By Judy Patrick, Former President and CEO of Women’s Foundation California
It is simple common sense–education matters. This is a lesson I learned early in life from my parents, the first and only of their siblings to go to college. After my parents graduated in 1949 and as they were beginning the process of starting a family, they drove around the state of Nebraska searching for the best public schools for their children. Somehow they found Holdrege, a tiny town of five thousand people. They picked Holdrege because its school always won Nebraska’s scholastic contest.
Those who don’t have a college education are twice as likely to be unemployed. College graduates earn more and their families are far less likely to live in poverty. States with more highly educated residents attract more and better jobs. For every dollar spent increasing the number of students attending college and completing degrees, the state gets three dollars in net return on that investment. Who can’t connect these dots?
A study from the Public Policy Institute of California projects that by 2025, the state will be one million baccalaureate degrees short of meeting California’s economic productivity demands. Fifty years ago, California promised any high school graduate access to a college education. In four years, 640,000 additional California students are likely to seek educations in colleges already over current capacity according to the California Department of Finance.

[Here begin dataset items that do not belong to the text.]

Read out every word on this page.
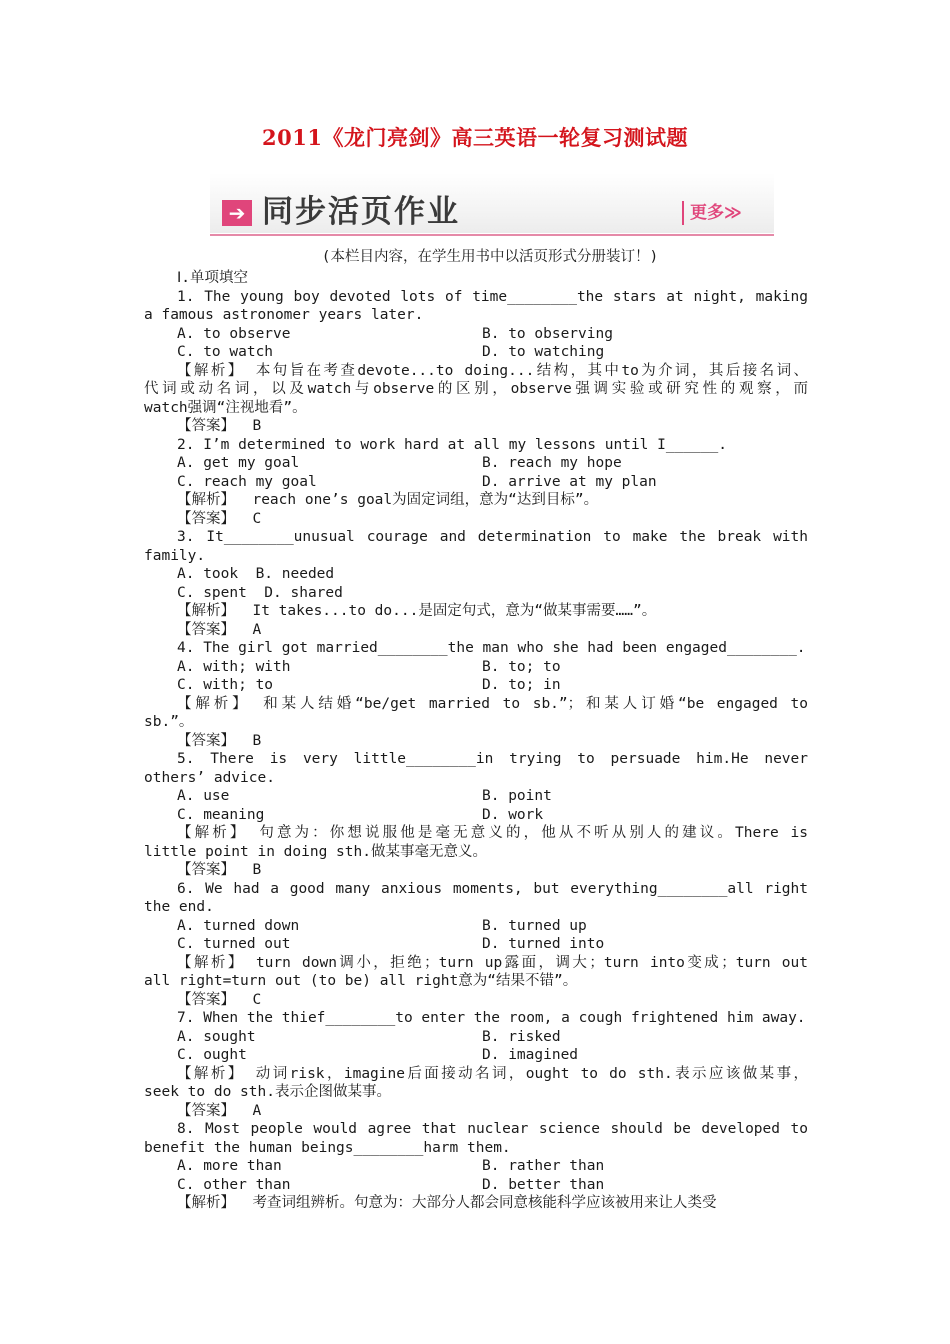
2011《龙门亮剑》高三英语一轮复习测试题
➔ 同步活页作业	更多≫
(本栏目内容，在学生用书中以活页形式分册装订！)
Ⅰ.单项填空
1. The young boy devoted lots of time________the stars at night, making
a famous astronomer years later.
A. to observe	B. to observing
C. to watch	D. to watching
【解析】 本句旨在考查devote...to doing...结构，其中to为介词，其后接名词、
代词或动名词，以及watch与observe的区别，observe强调实验或研究性的观察，而
watch强调“注视地看”。
【答案】  B
2. I’m determined to work hard at all my lessons until I______.
A. get my goal	B. reach my hope
C. reach my goal	D. arrive at my plan
【解析】  reach one’s goal为固定词组，意为“达到目标”。
【答案】  C
3. It________unusual courage and determination to make the break with
family.
A. took  B. needed
C. spent  D. shared
【解析】  It takes...to do...是固定句式，意为“做某事需要……”。
【答案】  A
4. The girl got married________the man who she had been engaged________.
A. with; with	B. to; to
C. with; to	D. to; in
【解析】 和某人结婚“be/get married to sb.”；和某人订婚“be engaged to
sb.”。
【答案】  B
5. There is very little________in trying to persuade him.He never
others’ advice.
A. use	B. point
C. meaning	D. work
【解析】 句意为：你想说服他是毫无意义的，他从不听从别人的建议。There is
little point in doing sth.做某事毫无意义。
【答案】  B
6. We had a good many anxious moments, but everything________all right
the end.
A. turned down	B. turned up
C. turned out	D. turned into
【解析】 turn down调小，拒绝；turn up露面，调大；turn into变成；turn out
all right=turn out (to be) all right意为“结果不错”。
【答案】  C
7. When the thief________to enter the room, a cough frightened him away.
A. sought	B. risked
C. ought	D. imagined
【解析】 动词risk，imagine后面接动名词，ought to do sth.表示应该做某事，
seek to do sth.表示企图做某事。
【答案】  A
8. Most people would agree that nuclear science should be developed to
benefit the human beings________harm them.
A. more than	B. rather than
C. other than	D. better than
【解析】  考查词组辨析。句意为：大部分人都会同意核能科学应该被用来让人类受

While a college education is critical for the entire State, it is even more important for California’s fasted growing populations, women, people of color and immigrants–those most likely to live in poverty. According to the National Center for Education Statistics, completing a four-year college degree “sharply reduces women’s chances of being poor, from 16.7 percent to 1.6 percent.”

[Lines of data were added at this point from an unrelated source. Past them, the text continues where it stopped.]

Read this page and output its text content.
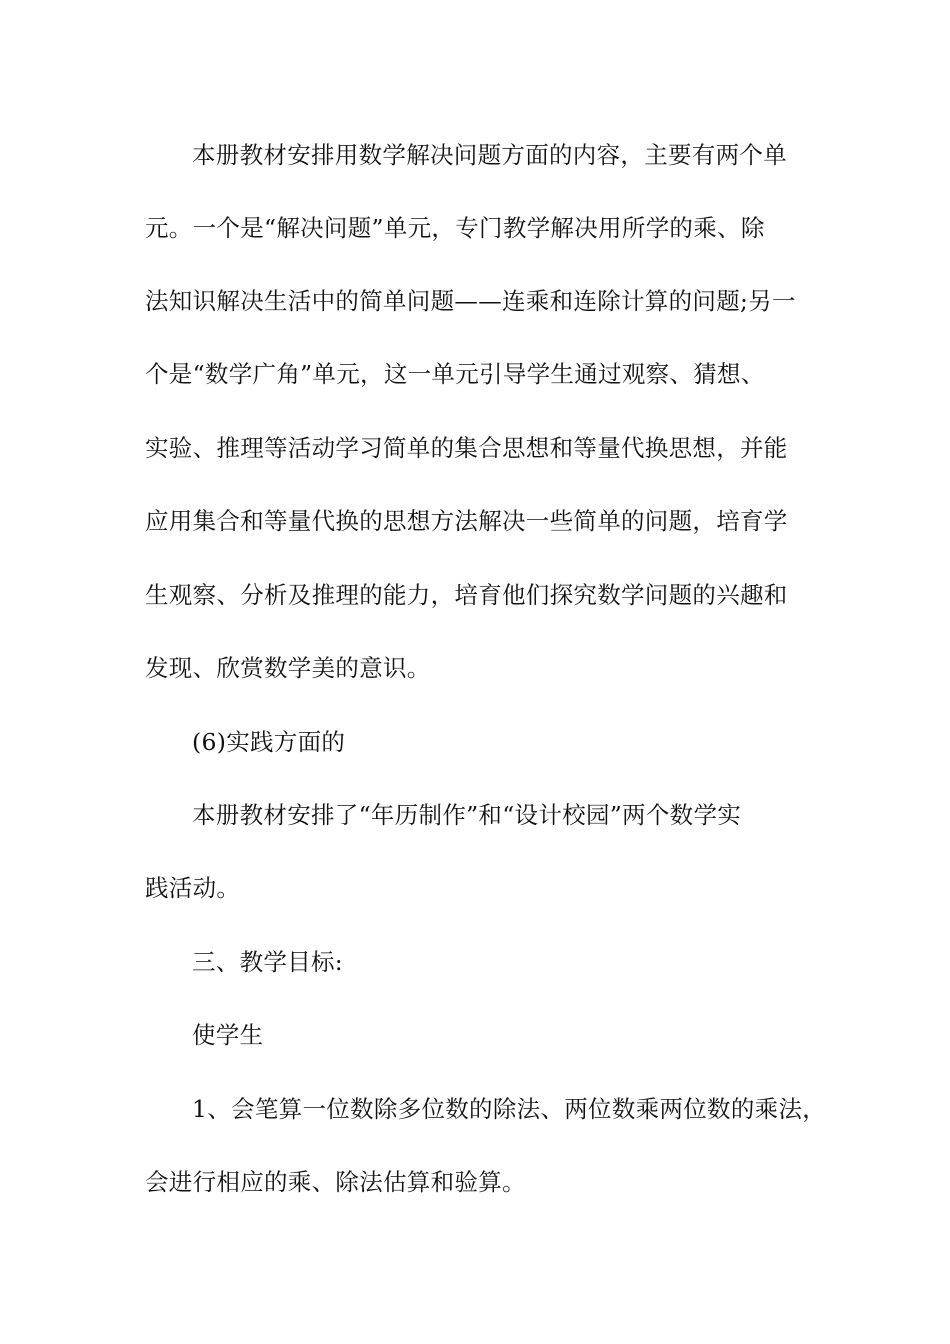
本册教材安排用数学解决问题方面的内容，主要有两个单
元。一个是“解决问题”单元，专门教学解决用所学的乘、除
法知识解决生活中的简单问题——连乘和连除计算的问题;另一
个是“数学广角”单元，这一单元引导学生通过观察、猜想、
实验、推理等活动学习简单的集合思想和等量代换思想，并能
应用集合和等量代换的思想方法解决一些简单的问题，培育学
生观察、分析及推理的能力，培育他们探究数学问题的兴趣和
发现、欣赏数学美的意识。
(6)实践方面的
本册教材安排了“年历制作”和“设计校园”两个数学实
践活动。
三、教学目标:
使学生
1、会笔算一位数除多位数的除法、两位数乘两位数的乘法，
会进行相应的乘、除法估算和验算。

As we head towards electing a new California Governor, now is the time to create an imperative for increasing access to a college education. The Campaign for College Opportunity has launched the One Million More College Graduates by 2025 campaign. By signing this pledge, you will join Constance Rice, David Valladolid, Mayor Antonio Villaraigosa and other fellow Californians in demanding our future Governor and electeds enact a set of policies and budget supports which would result in one million more college graduates by 2025. We all need this. Please join me in signing on to this campaign to:
• Ensure California provides a spot in college for all eligible students;
• Support our community colleges and universities with additional revenues;
• Preserve financial aid for low and moderate income Californians through Cal Grants and increasing student access to federal Pell Grants;
• Support higher education funding and policy priorities that hold colleges and universities accountable for increasing student graduation and completion rates;
• Improve the coordination between our two year colleges and four year universities especially with regards to early college preparation, assessment and transfer.